Big cuts in state funding are behind these tuition hikes. State spending per student fell by $2,656 during this period according to the center’s report.
As tuition soared, Georgia legislators made it even harder for the state’s students to pay for college when they cut back the lottery-funded HOPE Scholarship. The HOPE scholarship covered tuition and mandatory fees as well as provided a book allowance through the 2011 fiscal year. It now covers much less. Money for mandatory fees and the book allowance was eliminated after that year and only a portion of tuition is covered now. A new GBPI fact sheet shows in the upcoming school year the HOPE scholarship will cover 59 percent of tuition and mandatory fees at the Georgia Institute of Technology and between 62 and 66 percent at most other schools in the university system.

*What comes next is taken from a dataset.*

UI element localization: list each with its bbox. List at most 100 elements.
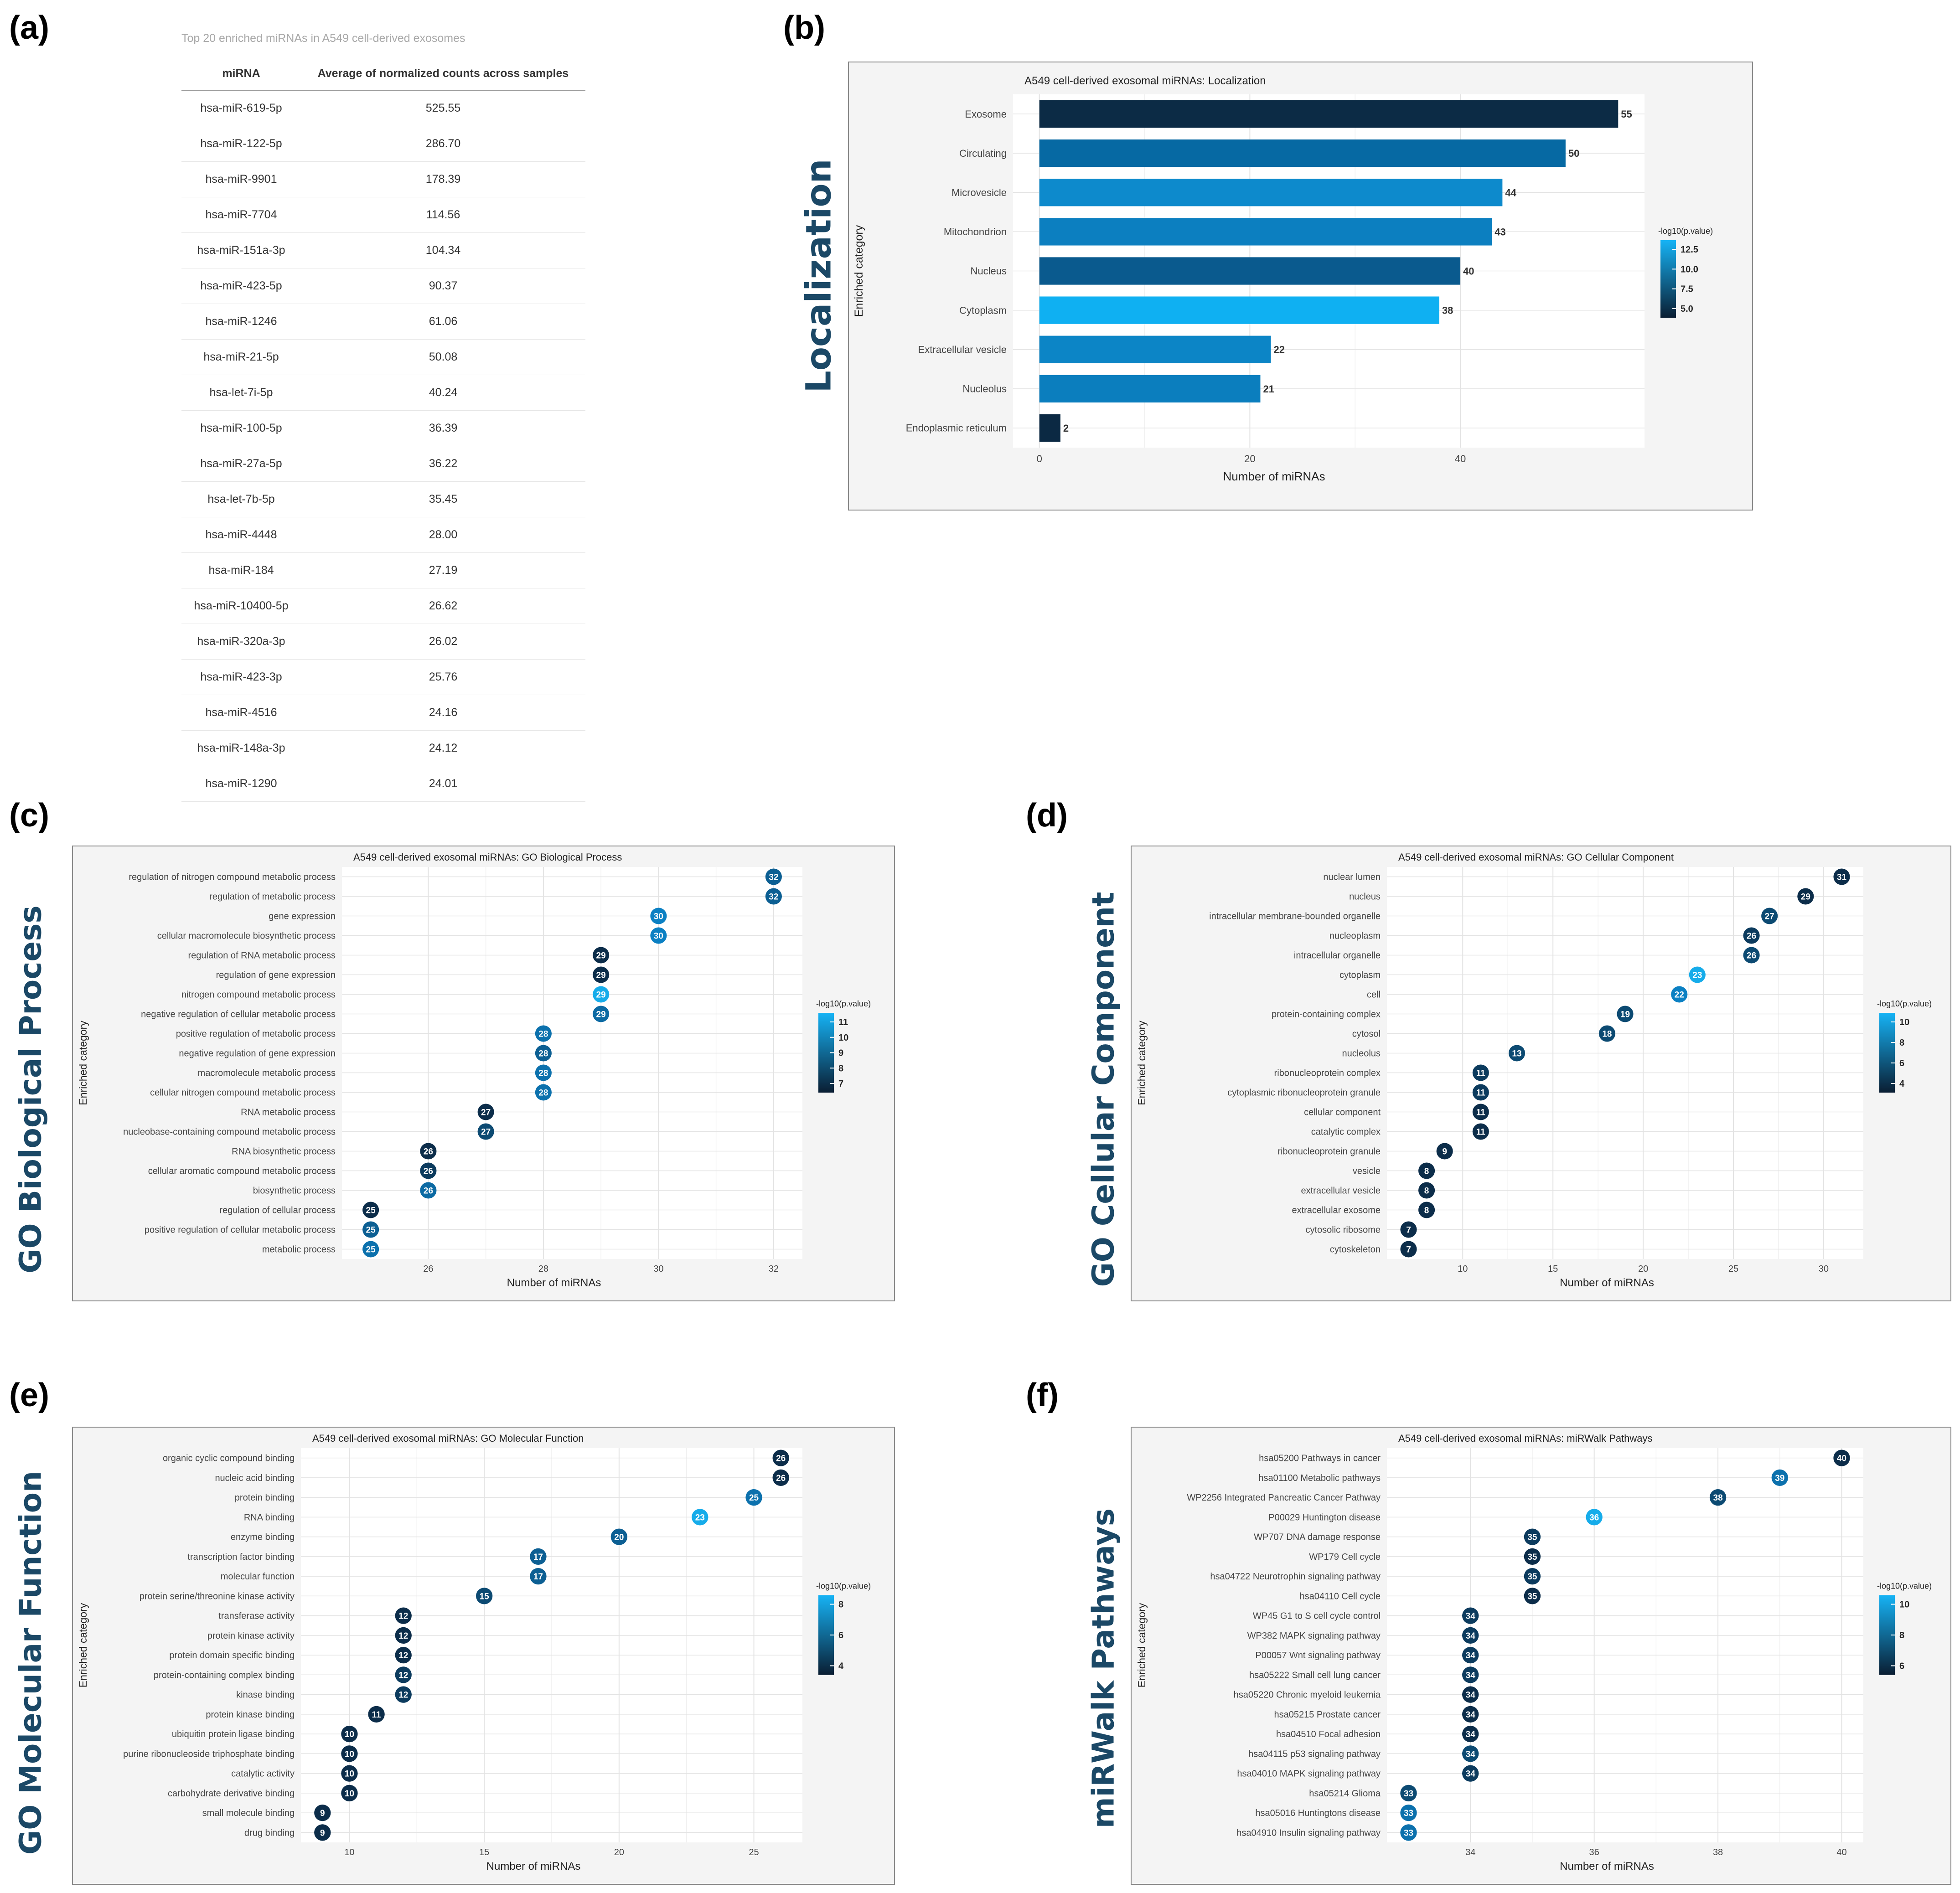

Georgia steps backwards when state leaders make college less affordable. Sixty percent of all jobs in the state will require at least some postsecondary study by 2020. Young people who don’t meet that standard will be shut out of decent jobs and Georgia will not have the skilled workforce it needs to attract and grow high-demand, high-wage industries.
A Home Depot executive recently reported the company built technology centers in Texas and California because it could not find enough qualified workers near its home base in Atlanta. How many more times will Georgia leaders watch homegrown companies go elsewhere before they summon the will to commit sufficient resources to the state’s students and its postsecondary institutions?